L’intérêt de ces changements pour les propriétaires de centres commerciaux est clair : amener une nouvelle clientèle à proximité, entraînant l’arrivée de nouveaux types de locataires, comme les services de nature courante, assurant alors un achalandage régulier et garantissant leur pérennité. « Au lieu de grandes aires de stationnement, on crée un milieu vibrant où les gens vont vouloir aller », note-t-il.

Développement durable et taxation

Les municipalités pourraient aussi y trouver leur compte, notamment par la réduction des îlots de chaleur causés par les immenses stationnements en réduisant leur superficie pour réintroduire de la verdure. Transformer ce qui est existant permet aussi de diminuer les coûts, puisque les services sont déjà présents, même s’il faut s’assurer que ces infrastructures peuvent supporter l’augmentation et les bonifier au besoin.

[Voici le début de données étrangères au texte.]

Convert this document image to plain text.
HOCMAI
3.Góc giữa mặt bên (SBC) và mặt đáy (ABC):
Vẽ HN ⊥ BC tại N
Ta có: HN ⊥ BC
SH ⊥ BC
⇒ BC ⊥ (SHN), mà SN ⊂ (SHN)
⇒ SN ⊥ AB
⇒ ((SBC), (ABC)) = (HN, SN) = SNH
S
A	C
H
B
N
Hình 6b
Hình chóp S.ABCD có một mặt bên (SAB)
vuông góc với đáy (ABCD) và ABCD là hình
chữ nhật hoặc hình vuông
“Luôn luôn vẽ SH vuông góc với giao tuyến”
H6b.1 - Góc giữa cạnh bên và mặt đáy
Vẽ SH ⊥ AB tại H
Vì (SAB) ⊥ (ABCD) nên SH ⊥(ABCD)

Permettre une mixité d’usages dans un même espace est aussi une tendance observée en développement durable. « On crée un milieu distinctif, attirant et vivant. Il y a un enjeu de revenus pour les municipalités : en créant de nouveaux usages, on amène des revenus de taxation. […] Il y a beaucoup d’avantages à assurer la pérennité des activités commerciales dans un secteur », souligne M. Gariépy.

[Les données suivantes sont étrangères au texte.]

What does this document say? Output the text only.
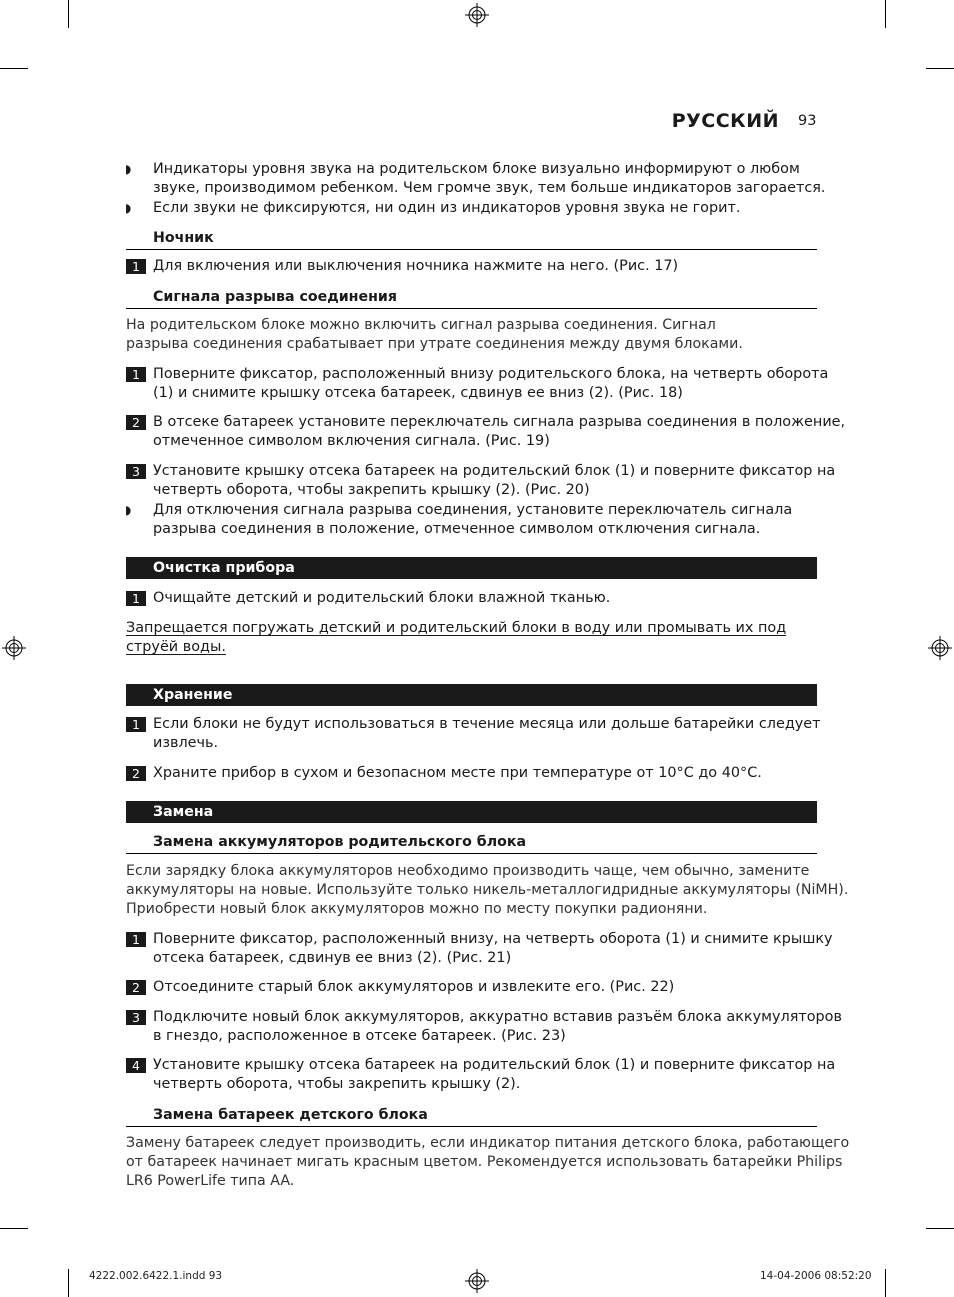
РУССКИЙ 93
◗ Индикаторы уровня звука на родительском блоке визуально информируют о любом
звуке, производимом ребенком. Чем громче звук, тем больше индикаторов загорается.
◗ Если звуки не фиксируются, ни один из индикаторов уровня звука не горит.
Ночник
1 Для включения или выключения ночника нажмите на него. (Рис. 17)
Сигнала разрыва соединения
На родительском блоке можно включить сигнал разрыва соединения. Сигнал
разрыва соединения срабатывает при утрате соединения между двумя блоками.
1 Поверните фиксатор, расположенный внизу родительского блока, на четверть оборота
(1) и снимите крышку отсека батареек, сдвинув ее вниз (2). (Рис. 18)
2 В отсеке батареек установите переключатель сигнала разрыва соединения в положение,
отмеченное символом включения сигнала. (Рис. 19)
3 Установите крышку отсека батареек на родительский блок (1) и поверните фиксатор на
четверть оборота, чтобы закрепить крышку (2). (Рис. 20)
◗ Для отключения сигнала разрыва соединения, установите переключатель сигнала
разрыва соединения в положение, отмеченное символом отключения сигнала.
Очистка прибора
1 Очищайте детский и родительский блоки влажной тканью.
Запрещается погружать детский и родительский блоки в воду или промывать их под
струёй воды.
Хранение
1 Если блоки не будут использоваться в течение месяца или дольше батарейки следует
извлечь.
2 Храните прибор в сухом и безопасном месте при температуре от 10°C до 40°C.
Замена
Замена аккумуляторов родительского блока
Если зарядку блока аккумуляторов необходимо производить чаще, чем обычно, замените
аккумуляторы на новые. Используйте только никель-металлогидридные аккумуляторы (NiMH).
Приобрести новый блок аккумуляторов можно по месту покупки радионяни.
1 Поверните фиксатор, расположенный внизу, на четверть оборота (1) и снимите крышку
отсека батареек, сдвинув ее вниз (2). (Рис. 21)
2 Отсоедините старый блок аккумуляторов и извлеките его. (Рис. 22)
3 Подключите новый блок аккумуляторов, аккуратно вставив разъём блока аккумуляторов
в гнездо, расположенное в отсеке батареек. (Рис. 23)
4 Установите крышку отсека батареек на родительский блок (1) и поверните фиксатор на
четверть оборота, чтобы закрепить крышку (2).
Замена батареек детского блока
Замену батареек следует производить, если индикатор питания детского блока, работающего
от батареек начинает мигать красным цветом. Рекомендуется использовать батарейки Philips
LR6 PowerLife типа AA.
4222.002.6422.1.indd 93	14-04-2006 08:52:20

Attention à la cannibalisation

S’il y a des avantages, les administrations municipales doivent toutefois, dans leur planification d’urbanisme, s’assurer que ces transformations ne se feront pas au détriment d’autres secteurs. En permettant à des centres commerciaux d’avoir des habitations, nouveaux services ou espaces verts, on se rapproche de l’aspect des centres-villes, mais il est essentiel que cela ne vienne pas cannibaliser ces secteurs.

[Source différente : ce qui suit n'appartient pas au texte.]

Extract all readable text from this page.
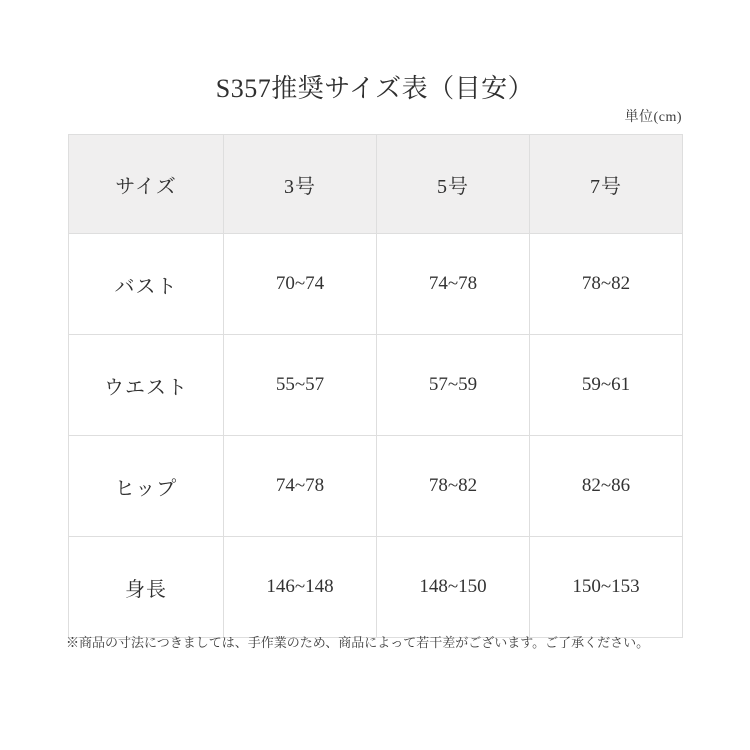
S357推奨サイズ表（目安）
単位(cm)
サイズ	3号	5号	7号
バスト	70~74	74~78	78~82
ウエスト	55~57	57~59	59~61
ヒップ	74~78	78~82	82~86
身長	146~148	148~150	150~153
※商品の寸法につきましては、手作業のため、商品によって若干差がございます。ご了承ください。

« Ça dépend entre autres de comment les différents pôles commerciaux sont structurés dans la ville, s’ils entraînent un accroissement de la population. […] On peut créer un milieu distinctif, mais complémentaire au centre-ville, et mettre en place des infrastructures permettant d’aller de l’un à l’autre facilement à pied, à vélo, en transport en commun, en voiture. Ça prend des secteurs qui se complètent pour une population diversifiée. […] Il faut avoir une vision partagée entre les instances municipales et les propriétaires de centres commerciaux », assure le président de l’OUQ.

Un pouvoir important

Damien Hallegatte, professeur de marketing à l’UQAC, croit que permettre la mixité des usages dans les centres commerciaux ne sonne pas automatiquement le glas des centres-villes. Il suggère que les villes se dotent de politiques urbanistiques audacieuses en réglementant non pas le type d’usage, mais plutôt le type de commerce qui peut s’établir à un endroit où un autre, pour rééquilibrer, en quelque sorte, la concurrence entre les deux. Il voit, par exemple, des centres commerciaux avec un peu moins de superficie commerciale, mais plus de bureaux d’entreprises, et une spécialisation des magasins dans certains secteurs. « Les villes ont un pouvoir important là-dessus, mais à moyen et long terme. Sans mettre de mesures coercitives, on peut changer la dynamique », estime-t-il.

« Les villes doivent raisonner en termes d’accessibilité. Elles peuvent faire en sorte que les centres-villes soient propres, faciles d’accès en voiture, pour les piétons et les vélos. La sécurité est importante aussi, en termes de criminalité, oui, mais pour traverser les rues, les passages piétonniers, pour les vélos », ajoute-t-il.

Ces différents enjeux devront donc être pris en compte par les gestionnaires municipaux dans leurs réflexions sur le développement et l’urbanisme de leurs villes. « Je pense que ces transformations vont se faire, mais elles seront appliquées de façon adaptée en fonction des réalités de chaque région, des tendances d’augmentation et de mobilité de la population », conclut M. Gariépy.